Moreover, Medvedev has now threatened to develop the means to disrupt the information and control systems of Western missile defense installations if necessary. This does not refer to nuclear missile attacks on those systems, but to the need for Russia’s military to develop the capacity for a cyber attack against U.S. missile defense systems. However, considering Russia’s extremely modest achievements in the field of information technology, a U.S. counterattack along the same lines could be devastating.

In addition, Medvedev has threatened to deploy modern attack systems in Russia’s western and southern regions that could destroy the elements of the missile defense system in Europe. One step toward that goal would be the deployment of Iskander missile systems in the Kaliningrad special district. However, if Russia decides not to violate the Intermediate-Range Nuclear Forces Treaty, the Iskander will not be able to fly further than 500 kilometers. In that case, the missiles could only reach part of Poland but none of Romania. Moreover, from a military point of view, the best single way to destroy missile defense systems is with a preemptive strike. That means Medvedev is threatening the possibility of starting a war against NATO.

And finally, the most ridiculous threat: in a worst-case scenario, Russia reserves the right to reject further steps toward disarmament and, accordingly, arms control. What’s more, according to Medvedev, “there might be grounds for our country to withdraw from the New START treaty.” At a time when the United States and other NATO states have a significant numerical superiority in both conventional and nuclear weapons, this “arms control” is especially beneficial for Russia. For example, consider the New START treaty from which Russia is now threatening to withdraw. If to use the rules for calculating weapons from the previous treaty, the United States has almost two times more delivery vehicles for nuclear weapons than Russia (and one-third more according to the current rules). In either case, Russia could reach the maximum number of weapons permitted in the new treaty only by 2028 at the earliest. Under such conditions, Moscow would only be shooting itself in the foot if it withdrew from the treaty.
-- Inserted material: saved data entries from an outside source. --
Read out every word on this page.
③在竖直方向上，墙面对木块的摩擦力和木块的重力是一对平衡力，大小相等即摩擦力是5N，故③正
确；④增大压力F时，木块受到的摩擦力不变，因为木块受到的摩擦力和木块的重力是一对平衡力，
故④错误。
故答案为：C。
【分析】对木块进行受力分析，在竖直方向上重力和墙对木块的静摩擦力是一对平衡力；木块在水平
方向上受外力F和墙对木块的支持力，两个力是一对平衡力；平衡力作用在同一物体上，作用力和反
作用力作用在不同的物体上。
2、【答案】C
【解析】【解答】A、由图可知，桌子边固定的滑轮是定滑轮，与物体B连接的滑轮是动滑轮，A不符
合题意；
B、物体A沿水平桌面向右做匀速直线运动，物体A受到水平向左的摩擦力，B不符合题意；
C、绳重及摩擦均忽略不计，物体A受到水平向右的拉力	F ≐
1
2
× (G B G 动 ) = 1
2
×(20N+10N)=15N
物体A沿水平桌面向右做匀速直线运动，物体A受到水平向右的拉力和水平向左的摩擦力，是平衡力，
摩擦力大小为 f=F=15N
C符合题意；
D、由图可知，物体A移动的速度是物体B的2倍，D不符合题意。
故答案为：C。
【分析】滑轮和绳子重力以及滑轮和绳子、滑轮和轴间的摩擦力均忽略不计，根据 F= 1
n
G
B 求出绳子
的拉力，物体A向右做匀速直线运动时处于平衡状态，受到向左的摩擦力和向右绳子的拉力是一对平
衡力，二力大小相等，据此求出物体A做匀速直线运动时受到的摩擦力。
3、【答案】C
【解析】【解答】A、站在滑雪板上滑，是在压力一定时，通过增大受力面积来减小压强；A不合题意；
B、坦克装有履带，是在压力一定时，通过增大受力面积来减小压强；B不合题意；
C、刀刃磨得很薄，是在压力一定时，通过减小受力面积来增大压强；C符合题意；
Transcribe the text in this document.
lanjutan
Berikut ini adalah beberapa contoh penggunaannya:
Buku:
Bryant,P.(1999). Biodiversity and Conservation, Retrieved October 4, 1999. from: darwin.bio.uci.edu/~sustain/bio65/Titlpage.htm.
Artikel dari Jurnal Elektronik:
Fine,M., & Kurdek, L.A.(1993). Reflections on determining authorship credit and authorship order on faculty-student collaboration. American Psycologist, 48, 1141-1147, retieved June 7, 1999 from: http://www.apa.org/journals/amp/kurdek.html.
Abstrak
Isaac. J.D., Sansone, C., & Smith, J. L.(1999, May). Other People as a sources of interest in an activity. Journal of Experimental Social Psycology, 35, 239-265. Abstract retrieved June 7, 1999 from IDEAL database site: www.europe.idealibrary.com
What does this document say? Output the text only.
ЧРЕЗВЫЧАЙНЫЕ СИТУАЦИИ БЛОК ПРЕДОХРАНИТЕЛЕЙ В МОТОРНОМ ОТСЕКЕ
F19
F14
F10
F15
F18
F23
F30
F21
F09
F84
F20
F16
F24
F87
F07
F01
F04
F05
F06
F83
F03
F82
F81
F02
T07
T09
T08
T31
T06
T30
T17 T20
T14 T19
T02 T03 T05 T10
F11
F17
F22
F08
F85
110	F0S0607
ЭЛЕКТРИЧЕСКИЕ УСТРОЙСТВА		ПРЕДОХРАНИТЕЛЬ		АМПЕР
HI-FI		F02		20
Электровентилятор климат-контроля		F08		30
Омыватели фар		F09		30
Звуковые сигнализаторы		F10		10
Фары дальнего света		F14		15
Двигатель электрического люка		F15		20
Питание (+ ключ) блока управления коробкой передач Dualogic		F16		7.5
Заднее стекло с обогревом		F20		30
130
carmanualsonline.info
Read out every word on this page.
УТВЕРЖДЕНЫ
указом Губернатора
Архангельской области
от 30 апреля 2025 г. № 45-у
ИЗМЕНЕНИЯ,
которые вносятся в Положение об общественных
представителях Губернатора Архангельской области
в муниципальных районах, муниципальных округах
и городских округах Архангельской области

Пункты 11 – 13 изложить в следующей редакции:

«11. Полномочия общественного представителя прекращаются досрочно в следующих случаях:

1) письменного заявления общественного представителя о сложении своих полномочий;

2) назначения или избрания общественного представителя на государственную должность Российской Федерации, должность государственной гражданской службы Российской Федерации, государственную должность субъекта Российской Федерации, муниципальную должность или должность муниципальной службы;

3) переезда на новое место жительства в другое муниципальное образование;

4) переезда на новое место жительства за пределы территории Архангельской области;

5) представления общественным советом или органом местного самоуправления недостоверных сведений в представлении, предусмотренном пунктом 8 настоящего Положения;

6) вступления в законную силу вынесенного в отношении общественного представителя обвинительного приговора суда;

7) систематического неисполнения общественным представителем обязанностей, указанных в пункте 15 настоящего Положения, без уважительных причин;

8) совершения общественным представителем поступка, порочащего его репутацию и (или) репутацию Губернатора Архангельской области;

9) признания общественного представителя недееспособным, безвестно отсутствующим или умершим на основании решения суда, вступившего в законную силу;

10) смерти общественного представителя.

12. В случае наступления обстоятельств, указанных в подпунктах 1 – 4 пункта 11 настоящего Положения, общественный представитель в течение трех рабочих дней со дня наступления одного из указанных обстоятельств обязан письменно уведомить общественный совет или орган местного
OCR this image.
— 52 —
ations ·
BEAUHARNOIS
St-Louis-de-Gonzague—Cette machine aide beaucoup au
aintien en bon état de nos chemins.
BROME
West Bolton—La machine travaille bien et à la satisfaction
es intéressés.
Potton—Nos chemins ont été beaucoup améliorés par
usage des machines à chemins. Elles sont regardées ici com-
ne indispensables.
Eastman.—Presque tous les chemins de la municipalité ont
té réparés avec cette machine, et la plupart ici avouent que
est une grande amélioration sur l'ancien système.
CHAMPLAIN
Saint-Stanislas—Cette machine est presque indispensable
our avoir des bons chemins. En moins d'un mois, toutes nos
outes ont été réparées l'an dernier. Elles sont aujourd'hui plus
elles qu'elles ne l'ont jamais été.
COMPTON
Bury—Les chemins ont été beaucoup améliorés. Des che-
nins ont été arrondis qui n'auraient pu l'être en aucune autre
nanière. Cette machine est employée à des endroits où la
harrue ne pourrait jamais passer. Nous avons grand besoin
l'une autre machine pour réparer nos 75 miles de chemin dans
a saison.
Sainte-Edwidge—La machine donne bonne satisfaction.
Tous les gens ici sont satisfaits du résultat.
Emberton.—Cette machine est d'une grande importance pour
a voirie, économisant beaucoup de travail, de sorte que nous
Thus, all of Medvedev’s statements have no relationship to any real military threat or to Russia’s current capabilities. It seems that the proposals for a “response” to the West were prepared by the top brass in the same haphazard way that a list was made of individuals responsible for a series of unfulfilled state defense contracts that Medvedev had angrily demanded from his subordinates several months ago. That list included the names of all the people who had already been fired over the previous 18 months. In a similar fashion, Medvedev has responded to the “cunning schemes” of the West by listing everything that the Defense Ministry had already been planning in the fields of nuclear weapons and missile defense.

Alexander Golts is deputy editor of the online newspaper Yezhednevny Zhurnal.